Sunday, September 14, 2025

Honeydripper (2007)

The early 50s in the Deep South, Alabama. The Honeydripper Lounge, the juke joint of pianist Tyrone Purvis (Danny Glover) has seen better days – the music doesn’t excite, it probably doesn’t help that Tyrone doesn’t allow guitarists into his place, the audience doesn’t leave enough money, and most everybody appears to have lost patience with Tyrone’s attempts to save his place hustling. Not even to speak of his debts, particularly to a landlord who comes calling with a weekend ultimatum. Thus this weekend will be Tyrone’s last chance to save his place – for this he even breaks his “no guitarists” rule and has managed to invite famous New Orleans electric guitarist Guitar Sam. Obviously, things do not run as smoothly as Tyrone hopes.

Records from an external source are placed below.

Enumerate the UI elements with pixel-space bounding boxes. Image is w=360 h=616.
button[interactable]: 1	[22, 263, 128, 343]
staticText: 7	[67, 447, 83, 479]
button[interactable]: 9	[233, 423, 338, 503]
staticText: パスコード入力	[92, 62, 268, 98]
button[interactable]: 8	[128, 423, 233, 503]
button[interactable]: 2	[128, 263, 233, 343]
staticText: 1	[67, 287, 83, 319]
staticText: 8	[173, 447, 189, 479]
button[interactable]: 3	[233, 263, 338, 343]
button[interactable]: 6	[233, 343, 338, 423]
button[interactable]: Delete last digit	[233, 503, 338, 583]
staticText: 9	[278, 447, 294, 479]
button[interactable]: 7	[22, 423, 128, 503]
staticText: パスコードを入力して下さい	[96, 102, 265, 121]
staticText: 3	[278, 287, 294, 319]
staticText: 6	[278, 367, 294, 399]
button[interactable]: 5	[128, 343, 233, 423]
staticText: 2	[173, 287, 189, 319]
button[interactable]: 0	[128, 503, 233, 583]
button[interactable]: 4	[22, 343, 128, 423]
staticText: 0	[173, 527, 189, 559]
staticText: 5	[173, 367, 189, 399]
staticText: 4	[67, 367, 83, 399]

Despite being set a couple of decades later, and being far less interested in plot or vampires, John Sayles’s Honeydripper would make an interesting double feature with Sinners, seeing as it centres around a dive bar in deep Alabama, music, and all aspects of the surrounding culture. Of course, this being a John Sayles film, it uses its plot as an incitement to begin exploring a community of people – what keeps them together, what keeps them apart, and in this particular case, how do you live when a racist system is always stacking the deck against you to lessen your triumphs and make all of your fuck-ups much worse. So the film spends just as much time on the disillusionment and potential religious conversion of Tyrone’s wife Delilah (LisaGay Hamilton), the dreams of his daughter China Doll (Yaya DaCosta) for a very modest idea of a better life, the hopes of young guitarist Sonny (Gary Clark Jr.) for a life in music, and so on and so forth as it does on Tyrone’s increasingly desperate and immoral attempts to keep his head above water. There’s a plain matter-of-factness to the film’s portrayal of day-to-day racism, the way the local Sheriff (Stacy Keach) takes his corruption as his simple due as a white man lording it over black people that’s perhaps more painful than if it were showing the extremes and deepest horrors of these injustices (knowing Sayles, he probably wouldn’t think it his place to do so).

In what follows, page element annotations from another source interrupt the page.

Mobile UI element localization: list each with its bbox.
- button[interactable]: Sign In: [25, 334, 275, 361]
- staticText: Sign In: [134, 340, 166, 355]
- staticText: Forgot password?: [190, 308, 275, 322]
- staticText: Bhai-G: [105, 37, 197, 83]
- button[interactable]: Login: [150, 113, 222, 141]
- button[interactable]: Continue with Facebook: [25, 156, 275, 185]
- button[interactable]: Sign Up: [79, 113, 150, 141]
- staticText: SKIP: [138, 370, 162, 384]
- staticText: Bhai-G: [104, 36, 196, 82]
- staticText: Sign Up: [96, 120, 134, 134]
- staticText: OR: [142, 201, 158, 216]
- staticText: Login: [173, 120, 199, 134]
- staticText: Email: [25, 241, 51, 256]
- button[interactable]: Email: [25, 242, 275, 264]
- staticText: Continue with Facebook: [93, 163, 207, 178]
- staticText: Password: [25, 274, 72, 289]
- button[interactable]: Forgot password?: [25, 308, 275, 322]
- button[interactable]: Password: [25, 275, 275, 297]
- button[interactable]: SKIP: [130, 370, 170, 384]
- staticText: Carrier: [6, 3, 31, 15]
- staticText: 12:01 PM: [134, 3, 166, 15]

The film features a nearly all-black cast of Sayles veterans, character actors, musicians, and young actors on early gigs, and everyone appears deeply engaged with their craft here, even if they are just in the film for a scene or two. Glover does give one of his career best performances, projecting a complex mix of desperation and sadness, but also a genuine hopefulness that feels lived and earned. Nobody else here falls below that sort of level of performance.

Visually, Sayles sometimes strains against his budget, with some shots and camera set-ups that feel more as if they belonged into a contemporary cable TV movie, and an all-around cheapish look to the photography. Fortunately, Sayles’s script, the great performances and, yes, the quality of the music are more than enough to keep Honeydripper engaging and emotionally involving.